Türkiye seçimlerini dakika dakika takip eden İsveç medyasında bugün en çok konuşulan mevzu, Erdoğan’ın tekrar seçilmesinin İsveç’in NATO üyeliğine nasıl bir tesiri olacağı oldu.
Türkiye’deki ikinci tur seçimleri Cumhurbaşkanı Recep Tayyip Erdoğan’ın kazandığını ve 5 yıl daha vazifede olacağını belirten İsveç radyosu, haberinde Stockholm Üniversitesi Türk Araştırmaları Enstitüsü Müdürü Paul Levin’in görüşlerine yer verdi.
İsveç Dışişleri Bakanı Tobias Billstrom, İsveç’in Temmuz ayında Litvanya’daki Vilnius’da düzenlenecek NATO doruğuna kadar birliğe üye olmayı umduklarını belirtmişti. Billström bugün yaptığı açıklamada NATO üyeliği sürecini ele almak üzere perşembe günü Dışişleri Bakanı Mevlüt Çavuşoğlu ile görüşeceğini açıkladı.

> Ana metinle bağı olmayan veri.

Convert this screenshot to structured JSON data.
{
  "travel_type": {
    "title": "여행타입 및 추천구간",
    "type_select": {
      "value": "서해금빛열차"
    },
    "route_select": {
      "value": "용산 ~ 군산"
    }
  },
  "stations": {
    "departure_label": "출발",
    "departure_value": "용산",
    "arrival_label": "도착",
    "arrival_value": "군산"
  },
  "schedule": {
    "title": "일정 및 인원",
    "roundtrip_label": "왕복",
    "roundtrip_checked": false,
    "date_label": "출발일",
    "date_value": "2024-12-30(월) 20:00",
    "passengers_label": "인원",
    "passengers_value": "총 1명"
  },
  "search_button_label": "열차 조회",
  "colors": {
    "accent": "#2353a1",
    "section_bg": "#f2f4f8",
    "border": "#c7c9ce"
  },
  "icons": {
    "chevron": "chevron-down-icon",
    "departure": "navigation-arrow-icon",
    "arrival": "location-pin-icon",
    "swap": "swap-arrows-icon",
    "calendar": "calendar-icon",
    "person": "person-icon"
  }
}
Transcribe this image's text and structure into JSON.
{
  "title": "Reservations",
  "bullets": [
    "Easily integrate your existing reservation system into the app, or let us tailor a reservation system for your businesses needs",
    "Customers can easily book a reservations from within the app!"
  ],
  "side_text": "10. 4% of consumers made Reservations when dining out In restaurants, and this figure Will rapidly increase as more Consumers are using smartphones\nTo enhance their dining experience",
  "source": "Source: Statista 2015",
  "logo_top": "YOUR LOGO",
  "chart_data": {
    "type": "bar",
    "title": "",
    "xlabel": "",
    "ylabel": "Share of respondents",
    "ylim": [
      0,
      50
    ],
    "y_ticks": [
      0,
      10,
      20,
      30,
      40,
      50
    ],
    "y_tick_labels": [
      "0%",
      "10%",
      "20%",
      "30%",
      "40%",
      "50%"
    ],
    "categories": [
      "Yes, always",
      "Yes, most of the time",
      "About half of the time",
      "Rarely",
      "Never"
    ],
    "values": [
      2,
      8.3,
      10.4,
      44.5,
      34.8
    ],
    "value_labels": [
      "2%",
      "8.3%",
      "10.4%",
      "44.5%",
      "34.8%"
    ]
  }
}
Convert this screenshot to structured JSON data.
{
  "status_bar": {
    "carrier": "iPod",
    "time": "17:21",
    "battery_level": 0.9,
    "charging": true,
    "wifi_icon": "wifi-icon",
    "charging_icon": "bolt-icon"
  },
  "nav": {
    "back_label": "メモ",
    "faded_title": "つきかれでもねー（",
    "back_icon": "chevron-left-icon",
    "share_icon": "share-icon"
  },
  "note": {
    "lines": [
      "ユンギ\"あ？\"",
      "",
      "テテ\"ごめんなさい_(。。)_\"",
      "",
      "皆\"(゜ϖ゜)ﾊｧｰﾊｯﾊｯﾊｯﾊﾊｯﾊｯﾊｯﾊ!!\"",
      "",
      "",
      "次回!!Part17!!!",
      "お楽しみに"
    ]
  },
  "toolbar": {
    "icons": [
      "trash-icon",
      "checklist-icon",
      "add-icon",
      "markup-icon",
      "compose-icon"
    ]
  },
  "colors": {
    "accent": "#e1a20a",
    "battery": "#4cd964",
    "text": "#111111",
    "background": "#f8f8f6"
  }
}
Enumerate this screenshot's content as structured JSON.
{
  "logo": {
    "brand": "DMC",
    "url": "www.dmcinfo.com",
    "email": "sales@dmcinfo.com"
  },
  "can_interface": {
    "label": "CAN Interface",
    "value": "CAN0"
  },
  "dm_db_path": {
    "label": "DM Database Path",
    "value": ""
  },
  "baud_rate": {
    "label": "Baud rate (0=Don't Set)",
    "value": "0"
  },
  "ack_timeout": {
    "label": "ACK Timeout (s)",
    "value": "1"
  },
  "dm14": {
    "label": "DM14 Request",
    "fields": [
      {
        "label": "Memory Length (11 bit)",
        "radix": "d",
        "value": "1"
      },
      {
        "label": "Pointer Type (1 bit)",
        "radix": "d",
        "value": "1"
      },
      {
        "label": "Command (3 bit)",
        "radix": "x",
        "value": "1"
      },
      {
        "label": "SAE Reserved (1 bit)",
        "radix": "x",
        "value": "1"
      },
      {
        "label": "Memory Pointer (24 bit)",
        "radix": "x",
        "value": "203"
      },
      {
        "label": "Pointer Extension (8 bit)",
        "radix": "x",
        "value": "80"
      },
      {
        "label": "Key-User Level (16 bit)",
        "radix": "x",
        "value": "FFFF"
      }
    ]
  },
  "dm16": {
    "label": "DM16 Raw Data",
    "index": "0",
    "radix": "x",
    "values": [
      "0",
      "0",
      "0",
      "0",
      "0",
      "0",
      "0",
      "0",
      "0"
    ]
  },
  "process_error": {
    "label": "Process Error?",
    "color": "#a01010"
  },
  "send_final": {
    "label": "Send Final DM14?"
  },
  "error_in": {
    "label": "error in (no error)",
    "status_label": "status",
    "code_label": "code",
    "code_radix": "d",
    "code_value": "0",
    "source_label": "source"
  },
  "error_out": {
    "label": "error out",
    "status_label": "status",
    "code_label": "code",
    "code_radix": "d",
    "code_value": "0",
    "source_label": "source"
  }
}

İsveç medyası da şimdilik gözlerini Temmuz’daki kritik doruğa çevirdi.
İsveç’in başşehri Stockholm’de Cumhurbaşkanı Recep Tayyip Erdoğan’ı amaç alan yakışıksız ataklar ve çok sağcı Stram Kurs partisi başkanı Rasmus Paludan’ın 21 Ocak’ta Türkiye’nin Stockholm Büyükelçiliği önünde kutsal kitabımız Kur’an-Kerim’i yakarak gerçekleştirdiği berbat aksiyon sonrası Türkiye-İsveç ortasında tansiyon yükselmişti.
Ankara, imzalanan 3’lü mutabakatta yer alan taahhütlerin yerine getirilmemesi ve Türkiye’nin güvenlik kaygılarına yönelik gerekli adımların atılmaması nedeni ile İsveç’in NATO üyeliğini onaylamadı.
İsveç’in NATO üyeliğini onaylamayan bir başka ülke de Macaristan. Budapeşte’de İsveç’in Macaristan’a karşı düşmanca bir hal içinde olduğu görüşü hâkim. Buna münasebet olarak ise İsveç’ten yapılan açıklamalarda öne çıkan, Orban hükümeti devrinde hukukun üstünlüğü unsurunun erozyona uğratıldığı tenkitleri gösteriliyor.